When planning and preparing stakeholder and impact activities, take into account:

For events:

  • For example, book the date and venue 3 to 4 months in advance, prepare a draft agenda and send out invitations for events 8 to 10 weeks in advance, confirm catering numbers and dietary requirements 1 week in advance, send out reminders to attendees 1 week and again 2 days before the event.
  • Discuss with PI and agree time commitment for developing the agenda, invitee list, venue, scope of meeting, facilitation and training needs of staff running the meeting, time to write an event report to capture what happened, next steps and learning
  • See the Planning effective, inclusive and sustainable events guidance that includes a planning checklist.

For marketing materials:

  • For example, developing a policy brief takes approximately one-week elapsed time, but more if stakeholders need to approve the text. If distributing electronically – 1 day in advance, if printing, 5 days in advance of date needed.

Estimates for costings

  • 20 people meeting with tea and coffee: room hire £700 per day, drinks £5pp, other expenses e.g. flipcharts, wifi etc. (700+100+£100 = £900)
  • 50 people meeting with 3 breakout rooms and lunch: room hire per day £1500, breakout rooms £400 each, lunch £20pp, drinks (1500+120000+1000+ 250 = estimate £3950).

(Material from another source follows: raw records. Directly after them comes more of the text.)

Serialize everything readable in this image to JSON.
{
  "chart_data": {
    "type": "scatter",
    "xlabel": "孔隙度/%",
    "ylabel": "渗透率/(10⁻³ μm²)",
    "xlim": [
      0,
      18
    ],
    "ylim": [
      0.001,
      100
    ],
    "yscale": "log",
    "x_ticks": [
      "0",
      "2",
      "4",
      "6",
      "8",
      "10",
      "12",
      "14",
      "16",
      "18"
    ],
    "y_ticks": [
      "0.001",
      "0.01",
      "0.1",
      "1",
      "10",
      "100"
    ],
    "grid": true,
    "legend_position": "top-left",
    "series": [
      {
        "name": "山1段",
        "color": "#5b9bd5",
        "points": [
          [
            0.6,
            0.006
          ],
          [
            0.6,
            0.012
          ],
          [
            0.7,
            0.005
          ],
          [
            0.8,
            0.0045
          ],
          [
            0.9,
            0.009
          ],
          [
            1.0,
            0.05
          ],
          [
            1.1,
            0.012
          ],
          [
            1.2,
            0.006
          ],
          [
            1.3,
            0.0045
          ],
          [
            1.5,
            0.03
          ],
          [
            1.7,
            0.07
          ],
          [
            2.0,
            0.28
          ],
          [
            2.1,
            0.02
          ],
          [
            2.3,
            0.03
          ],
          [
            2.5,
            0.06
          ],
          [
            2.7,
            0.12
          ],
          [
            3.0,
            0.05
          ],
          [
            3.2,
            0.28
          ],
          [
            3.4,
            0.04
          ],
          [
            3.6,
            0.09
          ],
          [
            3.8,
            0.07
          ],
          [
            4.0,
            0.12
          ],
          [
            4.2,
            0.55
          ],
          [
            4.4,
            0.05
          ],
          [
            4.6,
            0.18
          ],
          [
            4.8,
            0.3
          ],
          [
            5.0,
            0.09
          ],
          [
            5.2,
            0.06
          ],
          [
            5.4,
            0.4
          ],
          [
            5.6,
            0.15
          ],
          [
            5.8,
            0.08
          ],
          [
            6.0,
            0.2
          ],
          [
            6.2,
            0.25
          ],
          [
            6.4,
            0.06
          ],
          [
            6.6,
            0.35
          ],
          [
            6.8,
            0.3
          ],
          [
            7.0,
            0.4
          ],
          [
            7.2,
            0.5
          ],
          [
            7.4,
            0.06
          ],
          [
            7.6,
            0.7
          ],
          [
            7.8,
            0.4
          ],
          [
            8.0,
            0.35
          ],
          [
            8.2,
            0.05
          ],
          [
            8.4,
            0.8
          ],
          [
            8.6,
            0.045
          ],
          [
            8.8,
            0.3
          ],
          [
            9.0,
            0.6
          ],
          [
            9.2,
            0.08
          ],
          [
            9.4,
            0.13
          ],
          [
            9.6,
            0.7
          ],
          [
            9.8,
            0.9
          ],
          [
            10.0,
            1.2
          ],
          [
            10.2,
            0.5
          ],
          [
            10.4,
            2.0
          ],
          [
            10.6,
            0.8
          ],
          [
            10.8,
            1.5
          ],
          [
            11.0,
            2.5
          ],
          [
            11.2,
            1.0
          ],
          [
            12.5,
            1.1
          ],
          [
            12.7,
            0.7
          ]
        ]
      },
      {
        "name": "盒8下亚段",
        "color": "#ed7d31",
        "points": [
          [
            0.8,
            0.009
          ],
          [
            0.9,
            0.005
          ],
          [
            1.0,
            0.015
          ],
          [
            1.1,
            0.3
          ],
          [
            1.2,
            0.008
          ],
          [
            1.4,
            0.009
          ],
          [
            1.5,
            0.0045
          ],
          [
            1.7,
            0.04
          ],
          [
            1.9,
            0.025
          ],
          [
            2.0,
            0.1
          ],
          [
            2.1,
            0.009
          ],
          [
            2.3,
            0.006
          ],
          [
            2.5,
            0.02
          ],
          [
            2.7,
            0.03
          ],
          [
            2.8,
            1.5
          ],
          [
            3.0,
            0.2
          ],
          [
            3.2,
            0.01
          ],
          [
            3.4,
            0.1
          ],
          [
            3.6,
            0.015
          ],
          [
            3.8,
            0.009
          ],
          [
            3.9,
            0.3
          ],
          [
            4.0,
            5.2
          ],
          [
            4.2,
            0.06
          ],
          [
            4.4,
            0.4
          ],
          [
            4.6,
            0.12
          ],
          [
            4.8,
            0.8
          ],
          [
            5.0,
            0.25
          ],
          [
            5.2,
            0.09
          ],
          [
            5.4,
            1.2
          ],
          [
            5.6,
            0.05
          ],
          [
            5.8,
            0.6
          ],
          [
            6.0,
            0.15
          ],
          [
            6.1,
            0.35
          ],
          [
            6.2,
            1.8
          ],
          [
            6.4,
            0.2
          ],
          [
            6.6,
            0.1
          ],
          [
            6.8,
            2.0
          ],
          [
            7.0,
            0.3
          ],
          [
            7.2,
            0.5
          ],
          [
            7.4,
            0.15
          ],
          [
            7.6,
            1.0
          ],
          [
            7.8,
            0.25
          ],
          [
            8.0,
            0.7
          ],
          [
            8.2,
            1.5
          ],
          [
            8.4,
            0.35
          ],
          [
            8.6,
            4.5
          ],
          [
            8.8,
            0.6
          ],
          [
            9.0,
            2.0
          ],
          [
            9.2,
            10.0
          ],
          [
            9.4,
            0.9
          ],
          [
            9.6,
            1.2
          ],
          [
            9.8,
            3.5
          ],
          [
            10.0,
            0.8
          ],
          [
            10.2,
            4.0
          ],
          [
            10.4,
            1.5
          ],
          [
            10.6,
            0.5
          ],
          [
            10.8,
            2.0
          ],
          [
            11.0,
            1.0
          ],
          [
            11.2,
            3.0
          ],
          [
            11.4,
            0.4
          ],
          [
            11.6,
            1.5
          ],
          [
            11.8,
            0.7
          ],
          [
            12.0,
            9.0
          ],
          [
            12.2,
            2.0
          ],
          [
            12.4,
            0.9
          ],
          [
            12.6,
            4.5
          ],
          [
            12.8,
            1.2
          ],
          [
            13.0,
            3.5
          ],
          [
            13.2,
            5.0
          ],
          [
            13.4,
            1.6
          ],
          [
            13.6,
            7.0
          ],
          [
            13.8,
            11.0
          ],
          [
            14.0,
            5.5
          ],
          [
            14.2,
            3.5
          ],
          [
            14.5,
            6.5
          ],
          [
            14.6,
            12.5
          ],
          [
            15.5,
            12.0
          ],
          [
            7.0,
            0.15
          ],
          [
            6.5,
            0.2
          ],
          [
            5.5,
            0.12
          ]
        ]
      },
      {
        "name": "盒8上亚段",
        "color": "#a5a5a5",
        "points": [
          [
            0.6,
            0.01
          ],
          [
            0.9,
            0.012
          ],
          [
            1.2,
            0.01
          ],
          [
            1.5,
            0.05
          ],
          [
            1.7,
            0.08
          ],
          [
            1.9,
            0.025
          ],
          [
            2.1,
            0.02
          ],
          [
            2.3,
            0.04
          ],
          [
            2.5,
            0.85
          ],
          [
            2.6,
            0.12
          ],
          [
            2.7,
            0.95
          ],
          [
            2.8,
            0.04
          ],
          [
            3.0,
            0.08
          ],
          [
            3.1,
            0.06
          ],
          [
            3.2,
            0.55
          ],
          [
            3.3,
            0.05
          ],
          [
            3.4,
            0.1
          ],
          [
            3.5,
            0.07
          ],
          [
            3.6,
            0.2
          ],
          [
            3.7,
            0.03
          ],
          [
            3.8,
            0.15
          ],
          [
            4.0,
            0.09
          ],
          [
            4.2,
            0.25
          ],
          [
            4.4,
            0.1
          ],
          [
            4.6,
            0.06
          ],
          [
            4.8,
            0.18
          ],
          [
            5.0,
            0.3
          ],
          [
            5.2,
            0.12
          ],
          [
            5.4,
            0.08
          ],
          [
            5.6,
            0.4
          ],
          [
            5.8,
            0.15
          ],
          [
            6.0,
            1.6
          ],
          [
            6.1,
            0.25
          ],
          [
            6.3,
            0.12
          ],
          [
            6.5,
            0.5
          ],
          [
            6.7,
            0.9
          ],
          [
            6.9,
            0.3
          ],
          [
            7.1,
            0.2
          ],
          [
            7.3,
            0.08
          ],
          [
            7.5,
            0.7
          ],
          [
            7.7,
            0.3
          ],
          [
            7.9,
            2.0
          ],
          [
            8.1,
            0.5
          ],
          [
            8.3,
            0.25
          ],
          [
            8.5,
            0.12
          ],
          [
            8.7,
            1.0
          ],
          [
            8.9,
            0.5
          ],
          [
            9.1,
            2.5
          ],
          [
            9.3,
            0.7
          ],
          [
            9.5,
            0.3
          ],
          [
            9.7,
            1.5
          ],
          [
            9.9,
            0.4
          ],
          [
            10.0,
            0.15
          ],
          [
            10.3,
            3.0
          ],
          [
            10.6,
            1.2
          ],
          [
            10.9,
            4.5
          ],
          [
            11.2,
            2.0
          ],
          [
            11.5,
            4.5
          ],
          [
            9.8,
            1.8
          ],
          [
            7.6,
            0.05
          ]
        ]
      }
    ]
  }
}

Sub-contracting external staff

Sub-contracting enables you to bring in skills sets that may not be available within your institution.

  • Consultants – junior £400 per day, senior £800 per day (7.5 hours/day)
  • Journalists, technical writers, editors, photographers, designers – £300–£600 per day (7.5 hours/day)
  • Producing a policy brief– 4 hrs for you to draft it, 2 hrs for editor to tailor it to the audience by adjusting the language and tone, 2 hrs for designer to layout, 4 hrs for revisions (all staff), find a place to host it e.g. website, printing costs for 200 copies = £250. Cost for 3 days of time if all internal staff, cost as above for external staff. You may need to go through a competitive invitation to tender process with 3 contractors if the total is above a certain cost threshold.

Sources of further advice on impact:

Outputs list for Researchfish

  • Publications: Record any publications, for example, journal articles, conference proceedings, reports, policy briefs, book, guide, other
  • Collaborations and partnerships
  • Further funding: Any additional funding & details of funding body and process, for example, research grant, fellowship, co-funding, capital, travel)
  • Engagement activities: Details of activities that have engaged audiences, for example, working group, expert panel, talk, magazine, event, open day, media interaction, blog, social media, broadcast)
  • Influence on policy: Details of activities that have influenced policy audiences, for example, letter to Parliament, training of policymakers, citation in guidance/policy docs, evidence to government including consultations.
  • Influence on business: Details of activities that have influenced business, for example, citation in working procedures, revisions to guidance docs, citation in industry report, article in trade press, talk at trade event
  • Research tools and methods
  • Research databases and models: Only list the ‘new’ elements of any models, processes, data, for example, data analysis technique, handling, algorithm)
  • Intellectual property and licensing: For example, copyright, patent application, trademark, open source
  • Artistic and creative products: For example, image, artwork, creative writing, music score, animation, exhibition, performance
  • Software and technical products: Any non-IP products that are public or do not require protection, for example, software, web application, improved technology
  • Spin-outs
  • Awards and recognition: For example, research prize, honorary membership, editor of journal, national honour.)
  • Use of facilities and resources: For example, databases from outside of CREDS, shared facilities
  • Other: Anything not already covered above.